MÜMTAZ TURHAN GARB MEDENİYETİ CEPHESİNDE…

Gökalp’in şâkirdi Mümtaz Turhan’ın görüşlerinin zemini Kemalist Cumhuriyet inkılâbını bir vakıa hâlinde kavrayan ve bazı yanlışlıklar olan Cumhuriyet Batılılaşmasını muhafazakârlaştırmanın gerektiğine inanan bir düşünce hâkimidir.  Bundandır ki tenkidine yine “Garplılaşmanın neresindeyiz?” diye başlar.

Gökalp’i tenkid ederken, “kültürün değişebileceği” ve  Kemalist Cumhuriyetin “Mecburî veya Empoze Kültür Değişmesi” siyasetinin muvaffak olamayışına karşı yine aynı zeminde “çözüm” bulmaya çalışmasıdır. İslâm medeniyet ölçüleriyle bakıldığında bu tez temelden yanlıştır. Çünkü bu bakış, eğitimden ilim ve medenî tekamülün esaslarına Batı’nın medeniyet ve ilmî zihniyetiyle ıslahat düşüncelerinden öte bir şey ifade etmez.

Mümtaz Turhan’ın “Serbest kültür değişmesi”  düşüncesi problemlidir. Onu bir hayli aşan ve hattâ kültür ve medeniyet anlayışında bile ayrılan şâkirdi Erol Güngör’ün “Teknolojiye Gandhi hariç kimse direnemedi” sözündeki eklektik düşünce dışında Gökalp’ten de Turhan’dan da olabildiğince ayrı, yâni yerli düşündüğünü söyleyebiliriz.

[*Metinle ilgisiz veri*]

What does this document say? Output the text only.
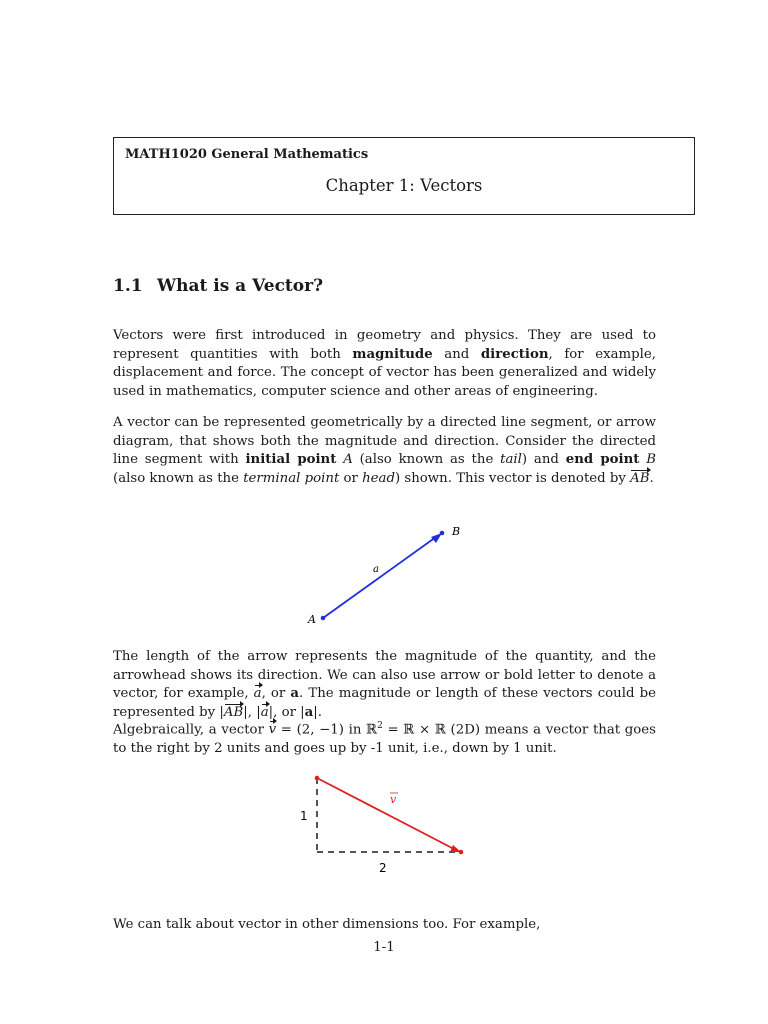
MATH1020 General Mathematics
Chapter 1: Vectors
1.1 What is a Vector?

Vectors were first introduced in geometry and physics. They are used to represent quantities with both magnitude and direction, for example, displacement and force. The concept of vector has been generalized and widely used in mathematics, computer science and other areas of engineering.

A vector can be represented geometrically by a directed line segment, or arrow diagram, that shows both the magnitude and direction. Consider the directed line segment with initial point A (also known as the tail) and end point B (also known as the terminal point or head) shown. This vector is denoted by AB.

A
B
a

The length of the arrow represents the magnitude of the quantity, and the arrowhead shows its direction. We can also use arrow or bold letter to denote a vector, for example, a, or a. The magnitude or length of these vectors could be represented by |AB|, |a|, or |a|.

Algebraically, a vector v = (2, −1) in ℝ$^2$ = ℝ × ℝ (2D) means a vector that goes to the right by 2 units and goes up by -1 unit, i.e., down by 1 unit.

v
1
2

We can talk about vector in other dimensions too. For example,

1-1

Turhan’ın da İslâm toplumuna Batı’nın “teknik-biliminin” nasıl taşınmasından meselesinden hareket eder, fakat bu taşınma ameliyesinin zemini sekülerdir. İslâm bütünüyle belirleyici değil. Gökalp’ten ayrıldığı nokta, toplumun Cumhuriyet kadrosunun tepeden inme ideolojik târiflerinin gereksiz olduğu noktadır. Gökalp’in “Türk milleti, İslâm ümmeti, Garb medeniyeti” üçlemesindeki çelişkilere büsbütün düşmez. Ona göre, Anadolu’da yaşayan millet/dindarlık bir gerçektir. Fakat Cumhuriyet sistemini de bir ihtiyaç ve gerçeklik olarak kabul eder. Bu iki gerçek arasında taraf olmamış gibi görünür, net değildir.

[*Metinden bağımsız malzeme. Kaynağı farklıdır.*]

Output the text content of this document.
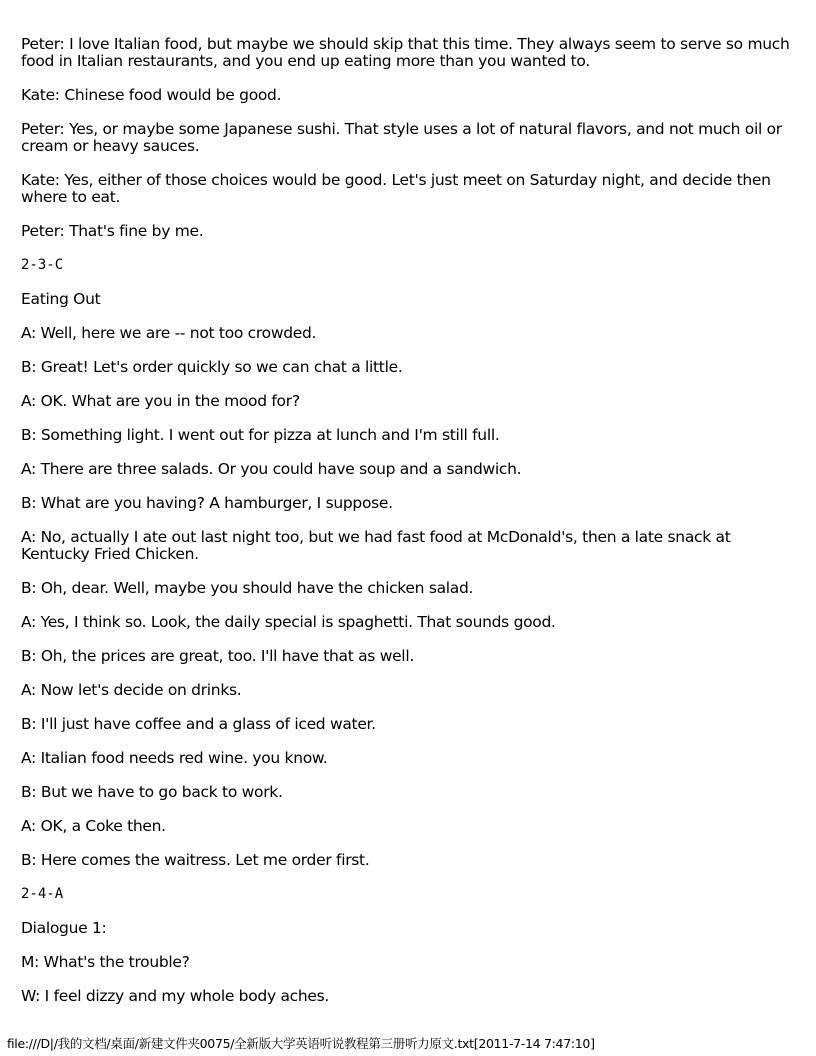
Peter: I love Italian food, but maybe we should skip that this time. They always seem to serve so much food in Italian restaurants, and you end up eating more than you wanted to.

Kate: Chinese food would be good.

Peter: Yes, or maybe some Japanese sushi. That style uses a lot of natural flavors, and not much oil or cream or heavy sauces.

Kate: Yes, either of those choices would be good. Let's just meet on Saturday night, and decide then where to eat.

Peter: That's fine by me.

2-3-C

Eating Out

A: Well, here we are -- not too crowded.

B: Great! Let's order quickly so we can chat a little.

A: OK. What are you in the mood for?

B: Something light. I went out for pizza at lunch and I'm still full.

A: There are three salads. Or you could have soup and a sandwich.

B: What are you having? A hamburger, I suppose.

A: No, actually I ate out last night too, but we had fast food at McDonald's, then a late snack at Kentucky Fried Chicken.

B: Oh, dear. Well, maybe you should have the chicken salad.

A: Yes, I think so. Look, the daily special is spaghetti. That sounds good.

B: Oh, the prices are great, too. I'll have that as well.

A: Now let's decide on drinks.

B: I'll just have coffee and a glass of iced water.

A: Italian food needs red wine. you know.

B: But we have to go back to work.

A: OK, a Coke then.

B: Here comes the waitress. Let me order first.

2-4-A

Dialogue 1:

M: What's the trouble?

W: I feel dizzy and my whole body aches.

file:///D|/我的文档/桌面/新建文件夹0075/全新版大学英语听说教程第三册听力原文.txt[2011-7-14 7:47:10]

Cumhuriyetçilerin “Empoze Kültür Değişmesi” siyasetini tenkid eder, ancak tekrar belirtelim ki zeminini vetayin edici amillerini net olarak belirtmediği “Serbest Kültür Değişmesi”ni mantıklı bulur. Mâlûmdur ki, moda ifadeyle “küresel kapitalizmin” ve durdurulamayan bir virüs gibi yayılan modernleşme dalgasının karşısında “Serbest kültür değişmesi” nin millî kültürleri daha da “dirençsiz” bırakacağı ortadadır.

Turhan’ın bir başka ârızalı bakışı da İslâm’ı ve dinimizden neşet ahlâkı ahlâkı, mezhebî inanışları milleti yapan en temel değerler olarak değil,  “kültür” sahası ve “kültürel unsur” şeklinde    değerlendirmesidir. Bu bakış, onun Batı “Garp uygarlığını” yerli medeniyet kavramı ile sentez yaparak târif etmesinden kaynaklanıyor. Garp medeniyetini “ilim- teknik- hak/ hürriyet nizamı” şeklinde kavradığı içindir “Garplılaşma” temelde karşı çıkılacak bir problem teşkil etmez. Kendi ifadesiyle “yerli-eski kültürün müesseselerinin Garblı / medenî müesseselerle intibakını serbest kültür değişmesi” yoluyla telif edileceğini savunur.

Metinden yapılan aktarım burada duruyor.